He said: "All of our efforts are directed along with a large number of Conservative MPs from both the remain camp and the leave camp as well as opposition parties to defeat this deal and force a rethink".

When asked by Sky News about a possible vote of confidence in the Prime Minister he said: "We will make our decision at that stage whether by backing a vote of no confidence leads to a change in policy or by abstaining it keeps the government in position and allows the government to look at alternatives".

The stakes are far too high, he added, and "we are looking at the long-term future of Northern Ireland".

Mr Wilson accused Mrs May of breaking her promises.

"Last December when she gave us the draft of the withdrawal agreement we made it clear that it was unacceptable and she made promises then that there would be provisions made that would ensure that NI was not separated from the rest of the UK and was not separated from the rest of the GB market" and she has broken that promise, he said.


At a time when the mechanics of divorce are relevant to politics, this amounts to a tiff, a sign of ongoing tension rather than irretrievable breakdown.  

Theresa May's minority government depends on ten MPs to keep her in power.

In turn the DUP gets all sorts of privileged access in  Westminster and sweeteners for Northern Ireland. 

The decision to not support a number of measures in the government's budget related finance bill was a warning shot to Theresa May.

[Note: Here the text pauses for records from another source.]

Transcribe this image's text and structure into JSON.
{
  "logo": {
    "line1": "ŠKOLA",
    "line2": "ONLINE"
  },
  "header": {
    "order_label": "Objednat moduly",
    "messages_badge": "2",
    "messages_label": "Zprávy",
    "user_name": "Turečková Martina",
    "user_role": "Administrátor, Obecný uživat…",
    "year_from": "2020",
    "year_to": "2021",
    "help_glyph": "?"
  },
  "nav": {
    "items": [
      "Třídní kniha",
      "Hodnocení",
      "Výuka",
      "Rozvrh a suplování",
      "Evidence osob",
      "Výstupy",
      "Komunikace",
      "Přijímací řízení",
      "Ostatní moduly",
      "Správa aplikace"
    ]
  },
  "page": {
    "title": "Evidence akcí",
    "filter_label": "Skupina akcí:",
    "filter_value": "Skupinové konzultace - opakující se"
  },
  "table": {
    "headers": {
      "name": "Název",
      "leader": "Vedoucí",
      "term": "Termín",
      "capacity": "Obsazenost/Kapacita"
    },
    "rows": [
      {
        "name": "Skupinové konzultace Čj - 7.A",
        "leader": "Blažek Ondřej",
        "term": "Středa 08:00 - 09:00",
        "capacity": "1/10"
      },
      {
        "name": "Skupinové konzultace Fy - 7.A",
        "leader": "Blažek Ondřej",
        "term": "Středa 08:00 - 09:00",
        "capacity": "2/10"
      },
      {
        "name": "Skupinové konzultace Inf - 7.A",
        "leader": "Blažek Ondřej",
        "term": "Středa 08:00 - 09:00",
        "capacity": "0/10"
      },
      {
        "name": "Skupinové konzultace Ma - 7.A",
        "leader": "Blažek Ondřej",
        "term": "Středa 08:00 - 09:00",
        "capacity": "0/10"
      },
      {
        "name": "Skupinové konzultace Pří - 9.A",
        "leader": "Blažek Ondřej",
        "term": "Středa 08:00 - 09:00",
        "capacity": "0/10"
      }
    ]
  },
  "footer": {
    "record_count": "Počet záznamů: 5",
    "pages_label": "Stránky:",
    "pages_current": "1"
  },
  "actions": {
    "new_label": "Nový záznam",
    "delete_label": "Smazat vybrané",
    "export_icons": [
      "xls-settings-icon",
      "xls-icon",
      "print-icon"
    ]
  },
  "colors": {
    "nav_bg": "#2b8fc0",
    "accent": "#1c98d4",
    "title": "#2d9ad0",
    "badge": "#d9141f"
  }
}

The reason for the action is the DUP's ongoing discontent over the Brexit withdrawal bill.

But the DUP pointed out the measures opposed are cost neutral and it was keen to state the confidence and supply arrangement with the government has not broken down. 

The tension will remain as Theresa May continues her manoeuvring for Brexit flexibility in Brussels. 

But the DUP know if they brought the House of Commons roof down on Theresa May, their special arrangement would be over.